Which is why lots of people, like my mom, plan their own funerals and interments. When my dad died, she had her name put next to his on the gravestone so it was all set to go. She picked her hymns. She told us to use the cheapest crematory around.

We didn't have to plan much, except find a caterer for after the service, and she left millions so we weren't really stressed about that either.
Anonymous
I'll be dead and so I don't care if I am given a funeral or my dead body is thrown in the ocean.

I would rather have the party with food and drink with my friends when I am alive.
Anonymous
Hopefully I’ll get a good celebration! I’ve worked in two teaching jobs where I built a large network of community acquaintances. I would hope they’d turn out. I also have a huge and tight knit family but they are all local to each other but 6-8 hrs away. I don’t think they’d all be able to come here quickly so I’d bet my kids would just have a ceremony there too.
Anonymous
Anonymous wrote:OP, are you wanting your death to be a popularity contest? The more people that show up...

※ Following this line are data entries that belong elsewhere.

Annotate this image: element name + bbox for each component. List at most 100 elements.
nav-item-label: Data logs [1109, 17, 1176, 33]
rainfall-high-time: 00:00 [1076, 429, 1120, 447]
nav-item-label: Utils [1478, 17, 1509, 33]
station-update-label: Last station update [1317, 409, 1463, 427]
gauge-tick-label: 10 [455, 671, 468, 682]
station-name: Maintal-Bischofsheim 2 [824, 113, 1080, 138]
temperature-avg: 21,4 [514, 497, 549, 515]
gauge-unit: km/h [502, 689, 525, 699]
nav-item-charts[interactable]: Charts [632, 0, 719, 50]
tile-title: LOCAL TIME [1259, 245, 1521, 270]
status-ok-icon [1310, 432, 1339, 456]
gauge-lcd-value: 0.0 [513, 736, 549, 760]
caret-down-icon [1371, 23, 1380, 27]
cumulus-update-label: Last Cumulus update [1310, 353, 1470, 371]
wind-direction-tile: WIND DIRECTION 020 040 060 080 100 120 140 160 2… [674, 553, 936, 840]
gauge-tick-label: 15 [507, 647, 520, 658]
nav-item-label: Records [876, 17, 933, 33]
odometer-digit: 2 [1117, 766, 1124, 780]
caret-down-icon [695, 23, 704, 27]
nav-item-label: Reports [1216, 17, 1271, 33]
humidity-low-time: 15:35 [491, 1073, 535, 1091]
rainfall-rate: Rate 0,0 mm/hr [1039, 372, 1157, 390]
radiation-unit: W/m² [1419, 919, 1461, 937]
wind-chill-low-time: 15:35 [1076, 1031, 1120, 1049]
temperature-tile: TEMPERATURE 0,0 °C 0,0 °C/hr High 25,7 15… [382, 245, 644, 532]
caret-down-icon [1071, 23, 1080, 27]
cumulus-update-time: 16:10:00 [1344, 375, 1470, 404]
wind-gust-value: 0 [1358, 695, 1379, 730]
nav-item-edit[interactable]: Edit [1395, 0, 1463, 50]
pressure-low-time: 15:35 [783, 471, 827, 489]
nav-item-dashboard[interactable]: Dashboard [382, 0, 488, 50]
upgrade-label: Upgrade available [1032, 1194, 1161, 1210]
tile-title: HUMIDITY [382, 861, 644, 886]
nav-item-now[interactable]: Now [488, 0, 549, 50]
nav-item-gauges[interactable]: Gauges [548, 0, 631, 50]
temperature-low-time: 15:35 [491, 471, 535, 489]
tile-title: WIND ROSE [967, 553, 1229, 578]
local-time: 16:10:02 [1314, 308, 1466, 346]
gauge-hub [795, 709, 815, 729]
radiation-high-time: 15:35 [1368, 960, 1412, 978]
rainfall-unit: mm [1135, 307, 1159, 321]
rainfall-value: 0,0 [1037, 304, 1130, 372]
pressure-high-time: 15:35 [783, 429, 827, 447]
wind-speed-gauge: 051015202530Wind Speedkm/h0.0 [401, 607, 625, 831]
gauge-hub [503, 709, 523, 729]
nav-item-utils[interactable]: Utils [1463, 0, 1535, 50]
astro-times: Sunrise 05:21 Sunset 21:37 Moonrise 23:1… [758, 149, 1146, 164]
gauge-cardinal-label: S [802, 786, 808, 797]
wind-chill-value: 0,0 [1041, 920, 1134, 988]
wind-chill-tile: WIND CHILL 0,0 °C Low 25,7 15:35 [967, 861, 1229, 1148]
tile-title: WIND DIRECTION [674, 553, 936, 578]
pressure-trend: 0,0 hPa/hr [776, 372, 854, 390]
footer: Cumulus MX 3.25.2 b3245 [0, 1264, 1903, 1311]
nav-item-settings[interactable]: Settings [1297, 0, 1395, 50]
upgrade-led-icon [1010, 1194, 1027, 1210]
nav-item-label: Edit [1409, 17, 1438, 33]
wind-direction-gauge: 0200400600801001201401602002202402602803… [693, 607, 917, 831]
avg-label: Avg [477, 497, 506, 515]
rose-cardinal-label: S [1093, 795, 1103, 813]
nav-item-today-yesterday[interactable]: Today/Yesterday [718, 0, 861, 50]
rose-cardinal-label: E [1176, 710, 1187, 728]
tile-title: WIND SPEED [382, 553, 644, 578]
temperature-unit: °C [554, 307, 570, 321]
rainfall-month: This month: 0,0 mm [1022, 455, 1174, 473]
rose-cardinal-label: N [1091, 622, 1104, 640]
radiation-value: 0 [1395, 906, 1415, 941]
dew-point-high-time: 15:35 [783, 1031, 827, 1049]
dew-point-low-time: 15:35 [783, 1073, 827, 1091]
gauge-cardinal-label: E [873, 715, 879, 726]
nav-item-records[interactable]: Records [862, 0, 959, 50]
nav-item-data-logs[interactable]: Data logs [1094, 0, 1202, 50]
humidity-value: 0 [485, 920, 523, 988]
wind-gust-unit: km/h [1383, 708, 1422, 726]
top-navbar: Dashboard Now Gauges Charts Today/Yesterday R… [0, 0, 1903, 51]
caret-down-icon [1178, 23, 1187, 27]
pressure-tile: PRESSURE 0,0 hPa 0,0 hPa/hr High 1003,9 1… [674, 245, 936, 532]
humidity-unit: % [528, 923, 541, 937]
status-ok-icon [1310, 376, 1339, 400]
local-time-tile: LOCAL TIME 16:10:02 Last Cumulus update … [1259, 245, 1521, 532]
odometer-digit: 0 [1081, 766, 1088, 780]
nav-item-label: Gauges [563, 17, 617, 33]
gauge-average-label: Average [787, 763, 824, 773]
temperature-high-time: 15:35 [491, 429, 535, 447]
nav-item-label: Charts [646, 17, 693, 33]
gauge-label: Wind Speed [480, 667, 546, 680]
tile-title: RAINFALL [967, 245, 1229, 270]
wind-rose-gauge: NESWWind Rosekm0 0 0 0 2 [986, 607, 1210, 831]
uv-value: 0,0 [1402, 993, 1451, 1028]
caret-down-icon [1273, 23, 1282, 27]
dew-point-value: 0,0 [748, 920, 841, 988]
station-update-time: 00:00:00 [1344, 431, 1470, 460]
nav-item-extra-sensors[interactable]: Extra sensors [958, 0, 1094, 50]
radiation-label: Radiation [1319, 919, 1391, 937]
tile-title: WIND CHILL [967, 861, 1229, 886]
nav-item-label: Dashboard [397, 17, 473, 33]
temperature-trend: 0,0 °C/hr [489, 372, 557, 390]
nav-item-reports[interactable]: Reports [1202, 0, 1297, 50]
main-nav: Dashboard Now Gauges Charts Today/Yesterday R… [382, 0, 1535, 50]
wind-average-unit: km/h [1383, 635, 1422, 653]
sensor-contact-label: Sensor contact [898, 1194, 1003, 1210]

UGH. So gross. Everyone will remember you as that person who had to make your goodbye into a PR stunt. Just no.
Anonymous
Even I won’t be there
Anonymous
I have few friends and very few relatives that I enjoy being around. I have my wife and two kids, and am not even from the area. I certainly don’t want a funeral, as they are wasteful. I’d prefer to not even be remembered because I haven’t done anything remarkable in life worth noting.
Anonymous
My goal will be for people to not even know I died until months later.